New Study Exposes Ballooning State Retirement Shortfalls

By Rachel Whitt

The Pew Center on the States released a study Tuesday showing that the total state pension and retiree gap reached $1.26 trillion in FY 2009.

“As we pointed out last year, the states dug themselves a big hole before the great recession ever hit,” said Susan Urahn, the managing director of Pew Center on the States. “Over the last decade, it was all too common for state leaders to skip or shortchange their annual retirement contributions and increase retiree benefits without checking the price-tag or figuring out how to pay the larger long-term bill.”

Pew’s study shows that the gap between states’ promised employee pensions and the money actually set aside to fund those pensions has worsened significantly during a one year period. Between FY 2008 and FY 2009, the gap grew by 26%, or $250 billion. 

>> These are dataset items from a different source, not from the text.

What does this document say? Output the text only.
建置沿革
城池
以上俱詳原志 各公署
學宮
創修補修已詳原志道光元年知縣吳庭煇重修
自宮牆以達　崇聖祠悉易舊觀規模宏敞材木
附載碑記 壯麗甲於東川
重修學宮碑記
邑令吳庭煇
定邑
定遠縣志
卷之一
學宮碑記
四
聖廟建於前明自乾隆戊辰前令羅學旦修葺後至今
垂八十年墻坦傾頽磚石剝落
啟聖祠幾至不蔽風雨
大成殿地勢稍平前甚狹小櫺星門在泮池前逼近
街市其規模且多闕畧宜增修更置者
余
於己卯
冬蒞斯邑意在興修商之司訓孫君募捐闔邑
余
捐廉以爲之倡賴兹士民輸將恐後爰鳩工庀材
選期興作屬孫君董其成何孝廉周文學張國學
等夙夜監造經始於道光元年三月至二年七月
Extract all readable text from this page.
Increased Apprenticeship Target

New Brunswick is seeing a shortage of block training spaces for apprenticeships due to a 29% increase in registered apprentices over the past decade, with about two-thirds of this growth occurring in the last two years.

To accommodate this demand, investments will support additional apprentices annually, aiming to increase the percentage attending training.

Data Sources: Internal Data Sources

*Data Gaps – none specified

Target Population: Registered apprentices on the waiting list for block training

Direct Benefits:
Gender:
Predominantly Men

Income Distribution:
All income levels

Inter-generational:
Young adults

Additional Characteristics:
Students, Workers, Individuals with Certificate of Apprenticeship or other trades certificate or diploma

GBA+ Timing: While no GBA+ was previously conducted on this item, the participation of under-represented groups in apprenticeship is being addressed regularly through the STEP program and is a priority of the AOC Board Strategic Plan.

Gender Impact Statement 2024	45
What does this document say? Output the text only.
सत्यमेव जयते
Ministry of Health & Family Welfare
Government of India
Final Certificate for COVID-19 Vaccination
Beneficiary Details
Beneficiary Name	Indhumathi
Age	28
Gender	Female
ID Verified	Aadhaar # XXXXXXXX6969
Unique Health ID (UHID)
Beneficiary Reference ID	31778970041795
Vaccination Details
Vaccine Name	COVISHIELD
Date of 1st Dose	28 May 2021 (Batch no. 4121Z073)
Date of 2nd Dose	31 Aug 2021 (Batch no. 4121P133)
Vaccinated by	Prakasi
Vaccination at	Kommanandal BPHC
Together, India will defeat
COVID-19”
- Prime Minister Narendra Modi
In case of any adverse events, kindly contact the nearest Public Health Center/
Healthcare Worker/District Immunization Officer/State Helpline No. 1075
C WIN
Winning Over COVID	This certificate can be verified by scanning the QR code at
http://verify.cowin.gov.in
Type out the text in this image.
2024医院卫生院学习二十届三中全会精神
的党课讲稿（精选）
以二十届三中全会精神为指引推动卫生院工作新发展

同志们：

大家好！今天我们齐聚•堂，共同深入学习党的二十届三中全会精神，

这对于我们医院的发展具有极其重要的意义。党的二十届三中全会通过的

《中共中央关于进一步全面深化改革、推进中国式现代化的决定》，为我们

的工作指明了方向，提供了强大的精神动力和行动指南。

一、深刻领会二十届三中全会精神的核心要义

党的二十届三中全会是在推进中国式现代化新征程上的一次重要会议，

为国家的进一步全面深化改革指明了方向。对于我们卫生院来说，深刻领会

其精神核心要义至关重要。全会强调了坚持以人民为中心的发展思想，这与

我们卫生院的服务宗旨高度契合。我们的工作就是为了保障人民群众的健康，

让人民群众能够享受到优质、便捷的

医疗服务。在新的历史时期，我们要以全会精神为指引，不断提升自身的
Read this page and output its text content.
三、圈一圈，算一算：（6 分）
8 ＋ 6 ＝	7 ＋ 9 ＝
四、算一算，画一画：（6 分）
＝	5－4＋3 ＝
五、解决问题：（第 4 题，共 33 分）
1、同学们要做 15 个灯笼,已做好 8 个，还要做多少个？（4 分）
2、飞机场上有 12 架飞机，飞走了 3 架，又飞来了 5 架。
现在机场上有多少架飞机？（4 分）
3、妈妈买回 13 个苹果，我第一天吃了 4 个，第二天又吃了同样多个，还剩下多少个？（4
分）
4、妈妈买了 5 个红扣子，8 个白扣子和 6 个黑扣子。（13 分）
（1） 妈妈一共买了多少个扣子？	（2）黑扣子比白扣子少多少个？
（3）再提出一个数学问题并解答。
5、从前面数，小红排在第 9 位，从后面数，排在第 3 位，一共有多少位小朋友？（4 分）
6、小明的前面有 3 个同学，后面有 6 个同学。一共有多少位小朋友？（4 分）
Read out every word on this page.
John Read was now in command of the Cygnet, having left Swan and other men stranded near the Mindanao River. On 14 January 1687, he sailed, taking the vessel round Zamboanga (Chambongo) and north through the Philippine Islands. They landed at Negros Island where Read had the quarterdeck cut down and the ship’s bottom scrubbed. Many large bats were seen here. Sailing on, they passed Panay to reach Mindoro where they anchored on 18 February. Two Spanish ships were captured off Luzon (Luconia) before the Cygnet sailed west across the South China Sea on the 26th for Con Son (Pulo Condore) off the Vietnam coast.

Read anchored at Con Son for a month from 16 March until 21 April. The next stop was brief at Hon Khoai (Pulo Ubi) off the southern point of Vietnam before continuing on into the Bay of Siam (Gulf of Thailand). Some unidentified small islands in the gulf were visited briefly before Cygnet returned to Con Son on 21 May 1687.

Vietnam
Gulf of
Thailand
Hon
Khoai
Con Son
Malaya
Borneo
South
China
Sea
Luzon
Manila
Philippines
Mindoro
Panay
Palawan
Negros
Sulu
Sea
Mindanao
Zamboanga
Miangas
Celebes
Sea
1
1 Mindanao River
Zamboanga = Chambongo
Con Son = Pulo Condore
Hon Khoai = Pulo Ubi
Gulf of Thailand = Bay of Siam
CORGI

“The larger [the gaps] are, the higher the cost to taxpayers today and for many years to come,” Urahn explained.

The study follows a report the Center released last year entitled, “The Trillion Dollar Gap,” which Pew conducted to “help build high performing states….[that] achieve long-term fiscal health.”

Urahn said that policy-makers in states must now take a long-overdue look how they have “managed or failed to manage” the cost of public employees’ retirement benefits. 

“Our research is based on state’s comprehensive annual financial reports and pension plan annual reports,” Urahn said. “Each state makes a number of assumptions about factors like how much they will earn on retirement fund investments and their employees life expectancy and retirement dates. Pew’s analysis uses states’ own assumptions.” 

Urahn said that states are attempting a variety of ways to close the gap, including reducing state liability for pensions, hanging benefit levels, and requiring employees to withhold more from their paychecks to their own retirement account.